Rapid development of the Marcellus Shale is attracting new exploration and production (E&P) activity, a trend that is affecting long-standing national and regional natural gas flows, as well as regional pricing, according to Standard & Poor’s Ratings Services (S&P).
“The rapid increase in production is clearly reducing the area’s dependence on gas imports from other areas, and this growing independence is affecting national supply dynamics and the premiums that local producers could previously charge,” said S&P credit analyst Carin Dehne-Kiley.
Lower all-in costs, a higher natural gas liquids component relative to other producing areas and a prime location near major consuming centers will ensure that the Marcellus remains a key contributor to U.S. domestic natural gas supply, according to the report, “How the Marcellus Shale is Changing the Dynamics of the U.S. Energy Industry.”

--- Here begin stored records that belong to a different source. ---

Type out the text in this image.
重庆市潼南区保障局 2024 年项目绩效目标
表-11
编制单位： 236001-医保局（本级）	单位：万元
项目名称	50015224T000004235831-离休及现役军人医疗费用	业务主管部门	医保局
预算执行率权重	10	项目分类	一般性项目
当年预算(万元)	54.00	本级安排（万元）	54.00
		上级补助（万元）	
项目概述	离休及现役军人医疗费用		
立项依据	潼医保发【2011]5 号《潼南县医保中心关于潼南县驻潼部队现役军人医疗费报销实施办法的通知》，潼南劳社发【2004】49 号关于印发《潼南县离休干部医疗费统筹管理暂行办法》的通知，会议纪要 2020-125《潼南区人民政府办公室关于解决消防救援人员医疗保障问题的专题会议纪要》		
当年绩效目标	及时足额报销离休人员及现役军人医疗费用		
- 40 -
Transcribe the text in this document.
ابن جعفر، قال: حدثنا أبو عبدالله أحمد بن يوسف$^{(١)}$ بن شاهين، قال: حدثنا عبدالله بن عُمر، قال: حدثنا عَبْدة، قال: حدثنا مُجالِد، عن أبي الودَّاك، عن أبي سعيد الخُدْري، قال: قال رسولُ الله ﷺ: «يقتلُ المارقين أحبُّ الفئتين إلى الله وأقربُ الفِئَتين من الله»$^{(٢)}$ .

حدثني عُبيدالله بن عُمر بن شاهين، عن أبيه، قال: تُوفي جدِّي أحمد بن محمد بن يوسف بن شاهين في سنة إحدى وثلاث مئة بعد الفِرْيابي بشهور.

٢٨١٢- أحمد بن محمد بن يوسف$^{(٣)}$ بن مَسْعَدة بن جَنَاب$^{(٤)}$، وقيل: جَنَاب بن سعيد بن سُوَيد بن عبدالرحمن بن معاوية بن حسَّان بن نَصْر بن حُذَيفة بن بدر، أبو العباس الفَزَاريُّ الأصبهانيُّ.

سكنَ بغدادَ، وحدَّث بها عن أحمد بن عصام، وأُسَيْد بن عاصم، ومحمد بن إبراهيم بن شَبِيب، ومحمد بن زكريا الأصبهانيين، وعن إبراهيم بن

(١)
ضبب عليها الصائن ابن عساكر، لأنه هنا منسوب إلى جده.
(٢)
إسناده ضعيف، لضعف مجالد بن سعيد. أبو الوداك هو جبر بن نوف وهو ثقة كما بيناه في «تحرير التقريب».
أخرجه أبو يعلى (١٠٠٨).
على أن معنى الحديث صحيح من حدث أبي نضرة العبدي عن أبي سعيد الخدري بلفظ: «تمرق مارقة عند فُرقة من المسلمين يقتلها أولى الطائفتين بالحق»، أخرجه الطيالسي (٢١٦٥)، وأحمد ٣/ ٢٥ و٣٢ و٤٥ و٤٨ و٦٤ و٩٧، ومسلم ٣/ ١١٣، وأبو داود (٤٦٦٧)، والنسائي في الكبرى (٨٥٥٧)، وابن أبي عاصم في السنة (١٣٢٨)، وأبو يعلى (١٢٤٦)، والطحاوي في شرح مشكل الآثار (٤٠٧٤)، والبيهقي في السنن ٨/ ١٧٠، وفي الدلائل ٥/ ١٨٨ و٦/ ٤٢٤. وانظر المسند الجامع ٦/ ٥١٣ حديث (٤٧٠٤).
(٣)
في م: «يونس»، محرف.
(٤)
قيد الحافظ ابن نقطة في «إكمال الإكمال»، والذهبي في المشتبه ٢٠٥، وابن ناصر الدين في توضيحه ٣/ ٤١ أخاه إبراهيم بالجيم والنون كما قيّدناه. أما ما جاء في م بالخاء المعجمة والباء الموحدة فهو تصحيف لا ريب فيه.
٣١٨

Development of the Marcellus will particularly benefit midstream and pipeline companies that are building or expanding infrastructure in the Northeast, and E&P companies that produce natural gas and natural gas liquids (NGL) in the region, according to S&P. Long-haul pipeline operators who are unable to reverse their pipeline flows and E&P companies producing natural gas in the U.S. Rockies or Canada to send to the Northeast, on the other hand, may not fare as well.
“Longer term, once sufficient takeaway capacity is in place, we expect low-cost production in the Marcellus to displace higher-cost production in other U.S. regions,” the analysts concluded.
In a report earlier this year, S&P analysts said burgeoning development of shale gas plays in the United States “has changed the playing field for long-haul pipelines,” diminishing the need to move natural gas along traditional west-to-east routes and leaving large stretches of pipeline underutilized (see NGI, June 11).
In the new report, S&P analysts said the Appalachian premium has collapsed and would likely remain minimal.
“Because natural gas utilities and gas distribution companies in the Northeast historically contracted for supply on long-haul pipelines from the Gulf Coast, Rockies, and Canada, they ended up paying transportation and fuel charges along with the actual gas charges. As a result, Appalachian producers could charge a premium for their gas, relative to other regions, as long as it didn’t exceed the all-in cost for the imported supply (regional gas price plus transportation plus fuel costs).” The Marcellus-to-Henry Hub premium averaged about 20 cents/MMBtu between 2005 and 2010, according to the report.
Dominion Pipeline vs. Henry Hub basis differentials have tumbled since hitting 66 cents/MMBtu in August 2008, and have been at or below zero several times this year, according to NGI calculations.
But some utilities and distribution companies in the region have yet to switch to local natural gas suppliers, primarily due to existing long-term contracts “and perhaps some skepticism about the reliability of shale gas, given it is still a fairly recent phenomenon,” the analysts said. “Consequently, we expect the northeast region to remain well supplied with natural gas, and the historical northeast gas premium to remain minimal.”
In fact, there will eventually be more local gas supply than the region can consume, and up to 10 Bcf/d of new pipeline takeaway capacity will be needed, S&P said.
“Southwest Pennsylvania has notably more access to long-haul pipelines than northeast Pennsylvania, which has insufficient takeaway capacity because the extremely productive wells in the area have yielded significantly more output than originally anticipated,” the analysts said. “Production volume is increasing so quickly, in fact, that space on takeaway pipelines is limited or non-existent in certain areas.”
More natural gas liquids processing and pipeline infrastructure will also be needed in the Marcellus, they said.
Fitch Ratings said recently that the Marcellus Shale’s location near high-consumption centers, its bountiful reserves and its chameleon-like ability to produce wet or dry natural gas in abundance have made it a worthwhile destination for midstream operators, and it should remain so for several years (see NGI, July 16).